Not interesting at all -- nor the point.
Some of the wisest people on Earth are right now, the poorest.
If you yourself have made more than your parents, do you account them to be dummies?
Having "Vision" does not secure you any riches.
But *not* having vision? Ewwwwww, that'll cut down the probabilities significantly.
If you can't see immutable *truths* around you, you're hurting yourself and those who might depend on you.

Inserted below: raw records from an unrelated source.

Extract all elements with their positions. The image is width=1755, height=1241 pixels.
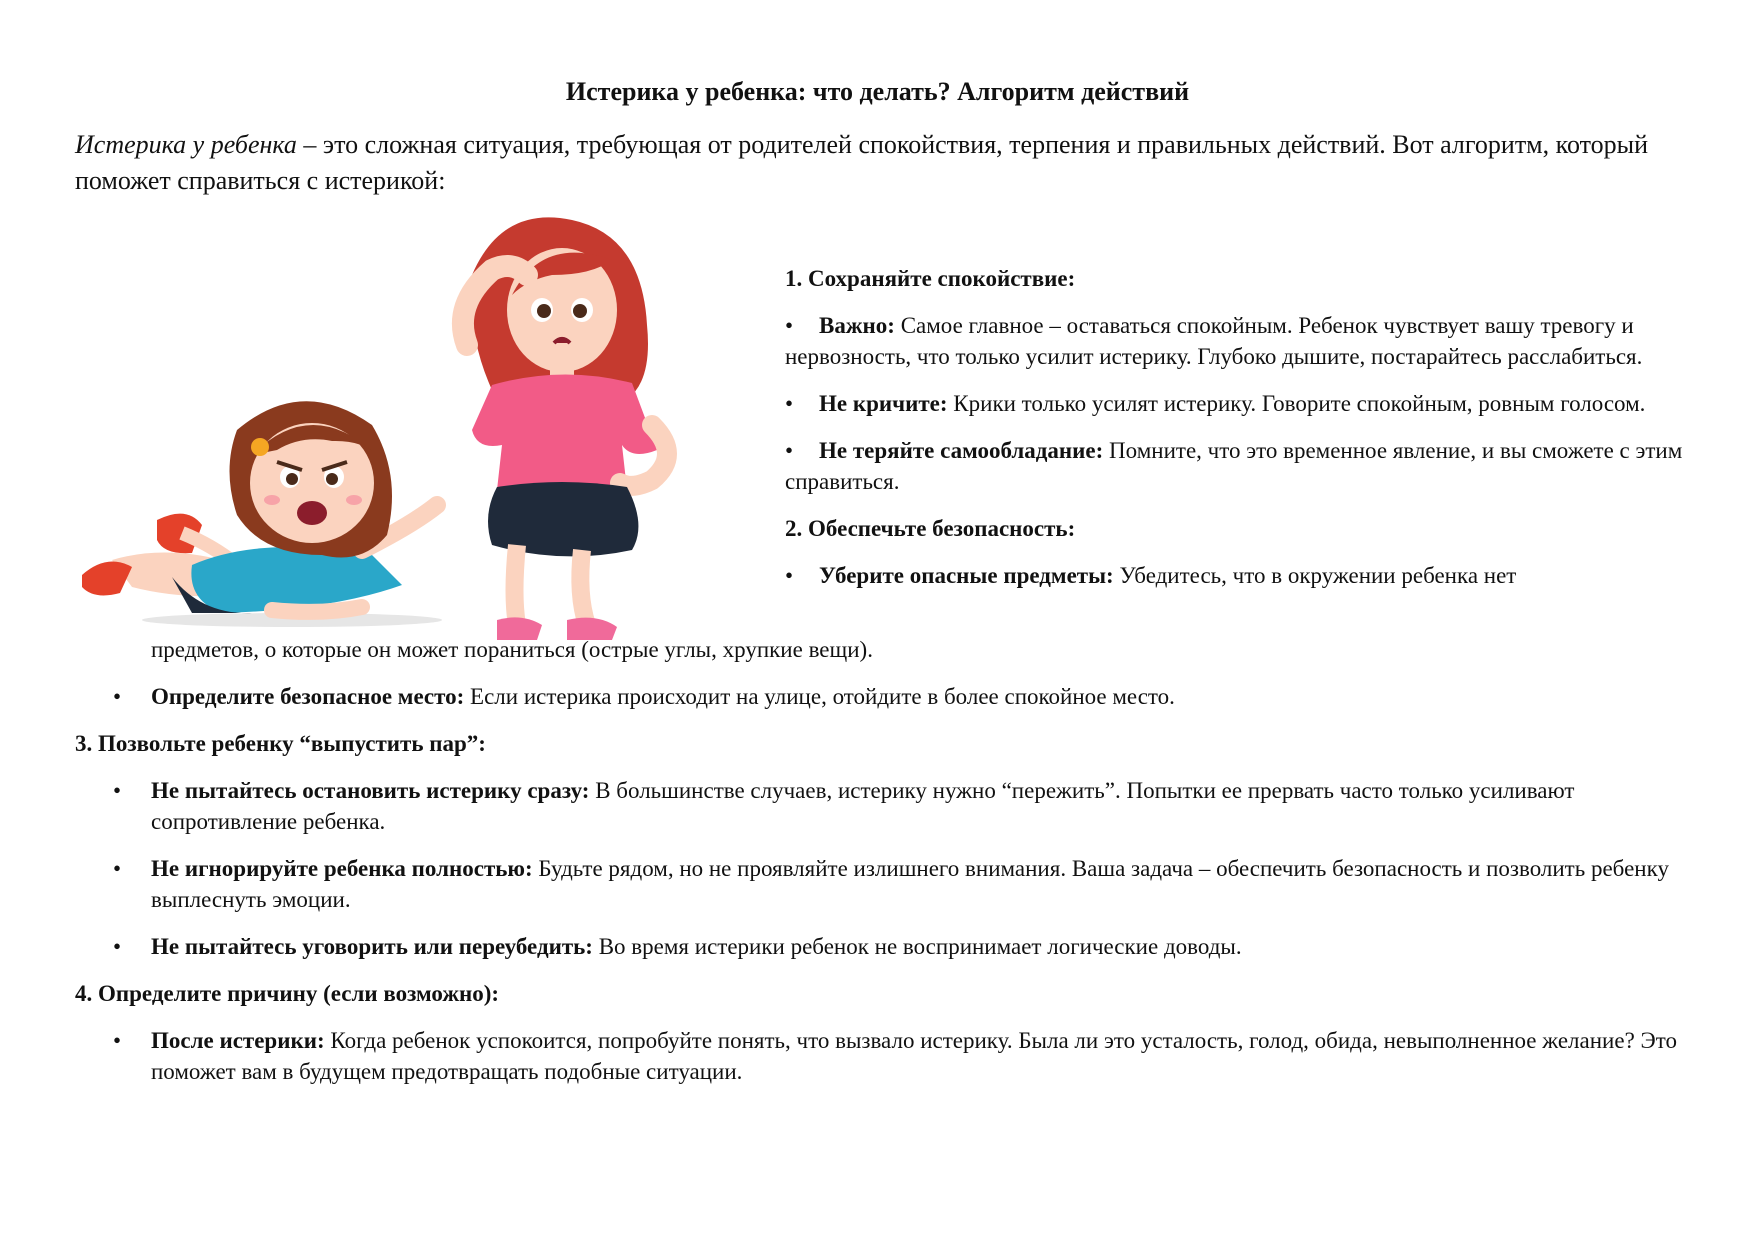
tantrum-illustration xyxy=(72,215,762,647)
bullet-continuation: предметов, о которые он может пораниться (острые углы, хрупкие вещи). xyxy=(151,637,873,662)
section-heading-1: 1. Сохраняйте спокойствие: xyxy=(785,266,1076,291)
intro-paragraph xyxy=(75,127,1685,199)
bullet-icon: • xyxy=(785,438,794,463)
bullet-icon: • xyxy=(113,684,122,709)
section-3-list xyxy=(75,775,1695,962)
document-title: Истерика у ребенка: что делать? Алгоритм действий xyxy=(565,77,1190,106)
bullet-icon: • xyxy=(113,856,122,881)
stressed-mother-icon xyxy=(463,217,667,640)
bullet-item: • Не игнорируйте ребенка полностью: Будьте рядом, но не проявляйте излишнего внимания. Ваша задача – обеспечить безопасность и позволить ребенку выплеснуть эмоции. xyxy=(75,853,1695,915)
bullet-icon: • xyxy=(785,391,794,416)
crying-child-icon xyxy=(82,401,442,627)
bullet-item: • Не теряйте самообладание: Помните, что это временное явление, и вы сможете с этим справиться. xyxy=(785,435,1690,497)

"What is your cultural bubble?" might be another way to put it. My own bubble, is "Western Civilization" -- even more particularly, "US domestic culture/habits"..... But for my trading, nobody gives a SHIT about what car I drive, whether I smoke the right cigarettes (Rolling Stones) or whose shirts I wear (David Bowie). I *wish* I had the abs I had from just 10 years ago. Dammmmnnnn. But nobody cares! Where are my short positions?? Whither the market?? WHEN is expiration?? WHAT IS NET LIQ.?? I have to fight my own bubble every day.
I trade "other people's money" and that is a responsibility that I take MUCH more seriously than trading my own. I have two computers, *and* a high-ish power laptop. I have cable internet, free local WIFI, and a T1 line at the library up the block. (Important as, when both AT&T and Bright House were out for 4 hours, the T1 line was up up up.) I have an effective remote office, on a *different* cable line, a bus-ride away (in case the car should break down), should I ever need it..... I don't mean to sound paranoid, but THE COLD HARD TRUTH IS that nobody will care if I've had a hard day, or a tree fell on my line, or a virus blanked my computer, or my car has a flat, or or or or.....
The market doesn't care about my fashion choices, nor any excuses I might offer. It rewards justly, and ONLY on, my ability to accept and to farm-off risk. That's it.
But that's a lesson that A LOT of people have never heard. It's a cold, *hard* truth, of which most are ignorant, until that now-clichéd moment, when someone mutters, "This shit just got *real*."
Yeah well, surprise, Cupcake -- it was *always* real.